The results challenge the prevailing understanding of generalization in QML and suggest that current approaches based on uniform generalization bounds are insufficient. The study does not disprove uniform generalization bounds but demonstrates their vacuous nature for the tested models in the studied regimes. The ability of even relatively small models like the QCNN to memorize random data implies that uniform generalization bounds are likely loose for larger, more expressive models. The findings underscore the need for alternative approaches, potentially focusing on non-uniform measures like training convergence time, minimum sharpness, and data robustness. The study's parallel with previous work on large classical neural networks suggests that the mechanisms underlying successful generalization may differ significantly between classical and quantum machine learning.
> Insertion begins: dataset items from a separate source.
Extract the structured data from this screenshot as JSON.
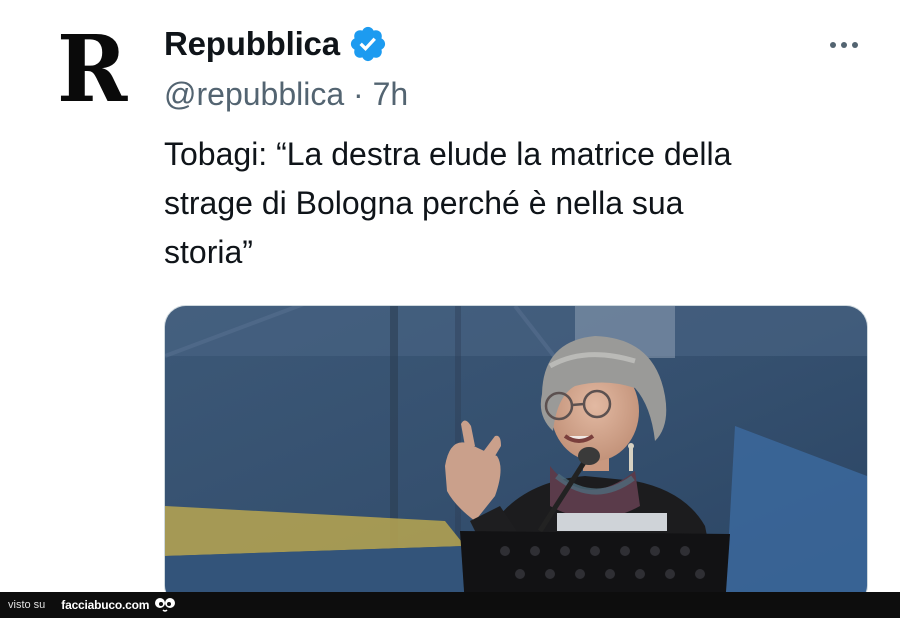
{
  "tweet": {
    "avatar_letter": "R",
    "display_name": "Repubblica",
    "handle": "@repubblica",
    "separator": " · ",
    "time": "7h",
    "text": "Tobagi: “La destra elude la matrice della\nstrage di Bologna perché è nella sua\nstoria”"
  },
  "icons": {
    "verified": "verified-badge-icon",
    "more": "more-options-icon"
  },
  "colors": {
    "verified_blue": "#1d9bf0",
    "secondary_text": "#536471"
  },
  "footer": {
    "prefix": "visto su",
    "site": "facciabuco.com"
  }
}
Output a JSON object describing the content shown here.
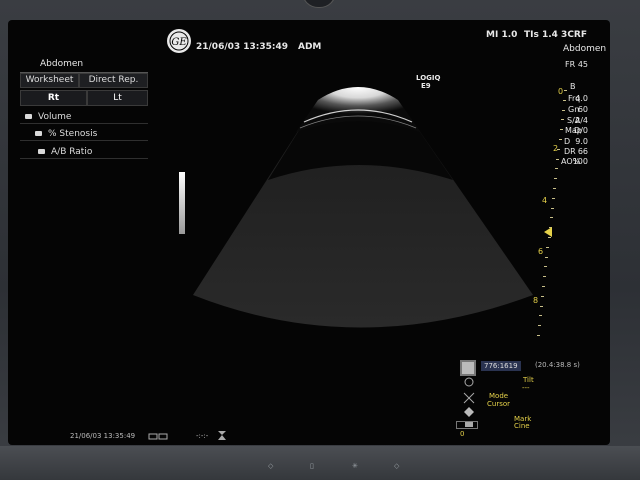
{
  "header": {
    "logo": "GE",
    "datetime": "21/06/03 13:35:49",
    "operator": "ADM",
    "mi": "MI 1.0",
    "tis": "TIs 1.4 3CRF",
    "preset": "Abdomen",
    "fr_label": "FR",
    "fr_value": "45"
  },
  "probe_label": {
    "line1": "LOGIQ",
    "line2": "E9"
  },
  "menu": {
    "title": "Abdomen",
    "tabs": [
      "Worksheet",
      "Direct Rep."
    ],
    "sides": [
      "Rt",
      "Lt"
    ],
    "folders": [
      "Volume",
      "% Stenosis",
      "A/B Ratio"
    ]
  },
  "params": {
    "mode": "B",
    "rows": [
      {
        "label": "Frq",
        "value": "4.0"
      },
      {
        "label": "Gn",
        "value": "60"
      },
      {
        "label": "S/A",
        "value": "2/4"
      },
      {
        "label": "Map",
        "value": "D/0"
      },
      {
        "label": "D",
        "value": "9.0"
      },
      {
        "label": "DR",
        "value": "66"
      },
      {
        "label": "AO%",
        "value": "100"
      }
    ]
  },
  "depth_scale": {
    "labels": [
      "0",
      "2",
      "4",
      "6",
      "8"
    ]
  },
  "cine": {
    "counter": "776:1619",
    "coords": "(20.4:38.8 s)",
    "tilt": "Tilt",
    "tilt_value": "---",
    "mode_cursor_line1": "Mode",
    "mode_cursor_line2": "Cursor",
    "mark_cine_line1": "Mark",
    "mark_cine_line2": "Cine",
    "zero": "0"
  },
  "footer": {
    "datetime": "21/06/03 13:35:49",
    "sep": "-:-:-"
  }
}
The fact that these different learning models display similar behavior under randomization further strengthens this point.

Conclusion

The paper demonstrates that current approaches to understanding generalization in quantum machine learning need revisiting. The QNN's ability to memorize random data suggests that uniform generalization bounds provide trivial guarantees. The need for new methods to understand and predict generalization in QML, potentially focusing on factors beyond traditional complexity measures, is highlighted. Future work should explore non-uniform generalization measures and investigate the role of symmetries and equivariance in QML.

Limitations

The numerical experiments are limited to a specific architecture (QCNN) and a specific task (quantum phase classification). While this is a state-of-the-art setting for generalization studies in QML, the results may not generalize to all QML models and tasks. The analytical results rely on the distinguishability condition, a requirement for efficiently preparing approximate quantum states using PQCs. The practical applicability of this condition may vary depending on the specifics of the input quantum states and approximation protocols.